Experiments show that cross-view AFRR still increases, indicating the model is not yet perfectly calibrated between "conservative refusal" and "robust estimation."
Future work could integrate progress scores into online control: e.g., using low progress growth to detect stalls, using high uncertainty to trigger re-planning, or using ProgressLM as a dense reward generator to assist RL.

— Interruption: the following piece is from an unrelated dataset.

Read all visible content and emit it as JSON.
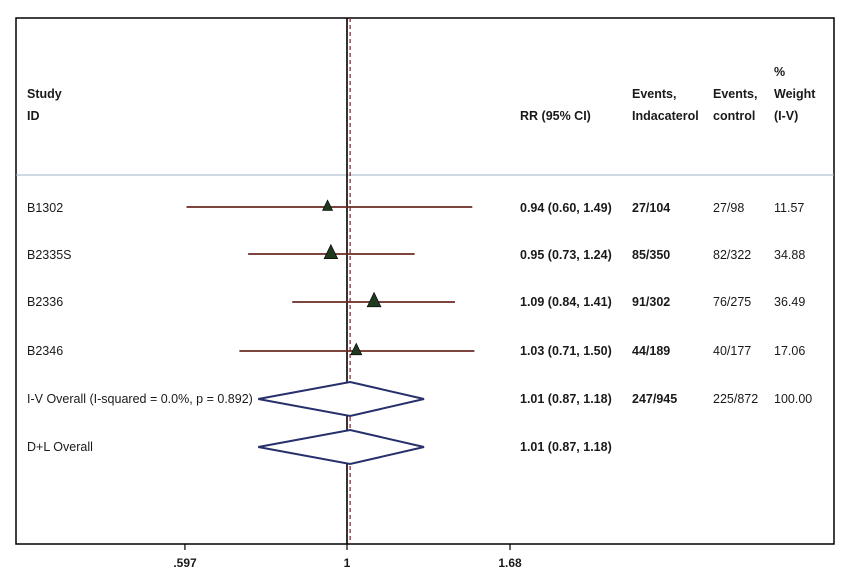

vs. Task-specific Progress Regressors: Traditional methods usually train regression models in fixed tasks or environments, with generalization depending on the training distribution; this paper treats progress estimation as a general reasoning problem for VLMs, requiring only a single-frame observation.
vs. Trajectory Re-ranking / Pairwise Comparison: These methods obtain estimates indirectly by re-ranking frames or comparing relative progress, depending on full trajectory context; ProgressLM infers absolute progress from demonstrations and single frames, making it more suitable for online monitoring.
vs. Inference-time CoT Prompting: Training-free prompts can make models explicitly state reference steps, but gains are unstable; the results here remind us that complex reasoning formats require training and reward binding, otherwise they are just "formatted explanations."
Insight: For agent evaluation, a "task progress benchmark" could be designed similarly: given a goal, history trajectory, and current state, have the model judge completion, next bottleneck, and whether it is unanswerable.

Rating¶

Novelty: ⭐⭐⭐⭐☆ Defines progress estimation as a structured reasoning capability for VLMs and builds a three-axis benchmark with a clear problem setting.
Experimental Thoroughness: ⭐⭐⭐⭐⭐ Covers 14 VLMs, same/cross-view, text/visual demonstrations, unanswerable samples, and 3B/7B training scaling, providing solid evidence.
Writing Quality: ⭐⭐⭐⭐☆ Clear storyline with information-dense tables; some large tables require readers to synthesize macro conclusions.
Value: ⭐⭐⭐⭐⭐ Provides direct inspiration for embodied AI, long-horizon agent monitoring, and RL reward shaping.